Interesting.  I had always worked with the assumption that the teenage behavior is framed by the context of inadequate information about the risks.  But, if they are aware of the risks, at levels comparable to adult understanding, then it has tremendous implications for public policies too, right?  Ok, I am getting ahead of myself.  The researchers add:


"They didn't take more chances because they suddenly downgraded the risk," says Steinberg. "They did so because they gave more weight to the payoff."
Researchers such as Steinberg and Casey believe this risk-friendly weighing of cost versus reward has been selected for because, over the course of human evolution, the willingness to take risks during this period of life has granted an adaptive edge. Succeeding often requires moving out of the home and into less secure situations. "The more you seek novelty and take risks," says Baird, "the better you do." This responsiveness to reward thus works like the desire for new sensation: It gets you out of the house and into new turf.

Risks and the high that comes from novelty, which are further enhanced in the company of peers.  Gets them out of the parents' shadows:

The move outward from home is the most difficult thing that humans do, as well as the most critical—not just for individuals but for a species that has shown an unmatched ability to master challenging new environments. In scientific terms, teenagers can be a pain in the ass. But they are quite possibly the most fully, crucially adaptive human beings around. Without them, humanity might not have so readily spread across the globe.

A painful aspect in parenting.  But, a critical part of the remarkable success we humans have had as a species.

Hmmm ... so, "S" and I were really on to something in that casual chat; maybe I should forward this to him.

Thursday, March 11, 2010

Toyota recall: much ado about nothing?

The deaths and various levels of unfortunate experiences are horrible, indeed.  There is no denying that.

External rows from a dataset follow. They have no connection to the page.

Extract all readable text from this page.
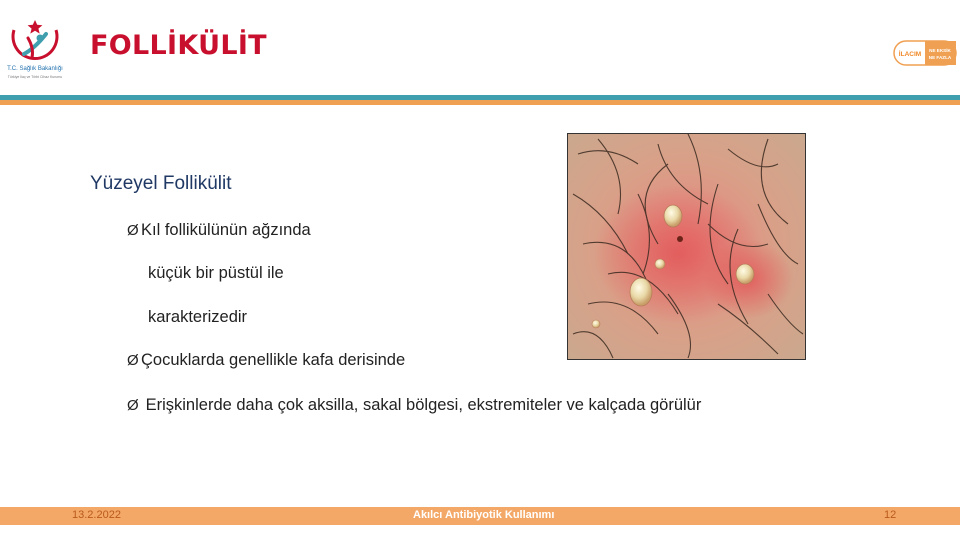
T.C. Sağlık Bakanlığı
Türkiye İlaç ve Tıbbi Cihaz Kurumu
FOLLİKÜLİT	İLACIM
NE EKSİK
NE FAZLA
Yüzeyel Follikülit
Ø Kıl follikülünün ağzında
küçük bir püstül ile
karakterizedir
Ø Çocuklarda genellikle kafa derisinde
Ø Erişkinlerde daha çok aksilla, sakal bölgesi, ekstremiteler ve kalçada görülür
13.2.2022	Akılcı Antibiyotik Kullanımı	12
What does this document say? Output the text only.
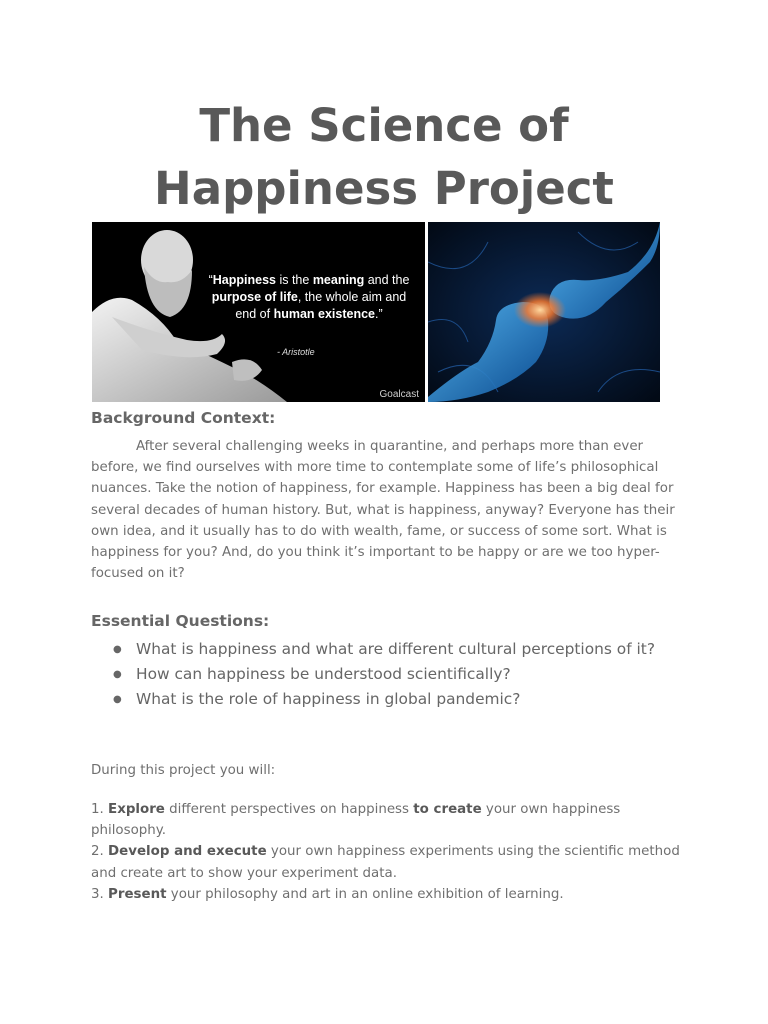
The Science of
Happiness Project
“Happiness is the meaning and the purpose of life, the whole aim and end of human existence.”
- Aristotle
Goalcast
Background Context:

After several challenging weeks in quarantine, and perhaps more than ever before, we find ourselves with more time to contemplate some of life’s philosophical nuances. Take the notion of happiness, for example. Happiness has been a big deal for several decades of human history. But, what is happiness, anyway? Everyone has their own idea, and it usually has to do with wealth, fame, or success of some sort. What is happiness for you? And, do you think it’s important to be happy or are we too hyper-focused on it?

Essential Questions:
● What is happiness and what are different cultural perceptions of it?
● How can happiness be understood scientifically?
● What is the role of happiness in global pandemic?

During this project you will:

1. Explore different perspectives on happiness to create your own happiness philosophy.
2. Develop and execute your own happiness experiments using the scientific method and create art to show your experiment data.
3. Present your philosophy and art in an online exhibition of learning.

But, are we over, over emphasizing the risks associated with this?  Robert Wright, always the sober and rational person, writes:
it worries me that this Toyota thing worries us so much. We live in a world where responding irrationally to risk (say, the risk of a terrorist attack) can lead us to make mistakes (say, invading Iraq). So the Toyota story is a kind of test of our terrorism-fighting capacity — our ability to keep our wits about us when things seem spooky.
Passing the test depends on lots of things. It depends on politicians resisting the temptation to score cheap points via the exploitation of irrational fear. It depends on journalists doing the same. And it depends on Americans in general keeping cool, notwithstanding the likely failure of many politicians and journalists to do their part.
Wright correctly points out that the odds of dying from a car-related accident are much, much higher:
your chances of being involved in a fatal accident over the next two years because of the unfixed problem are a bit worse than one in a million — 2.8 in a million, to be more exact. Meanwhile, your chances of being killed in a car accident during the next two years just by virtue of being an American are one in 5,244.

So driving one of these suspect Toyotas raises your chances of dying in a car crash over the next two years from .01907 percent (that’s 19 one-thousandths of 1 percent, when rounded off) to .01935 percent (also 19 one-thousandths of one percent)

One of the best comments to Wright's piece is this:
Nobody understands risk. Smokers will complain about the dangers of Toyota software.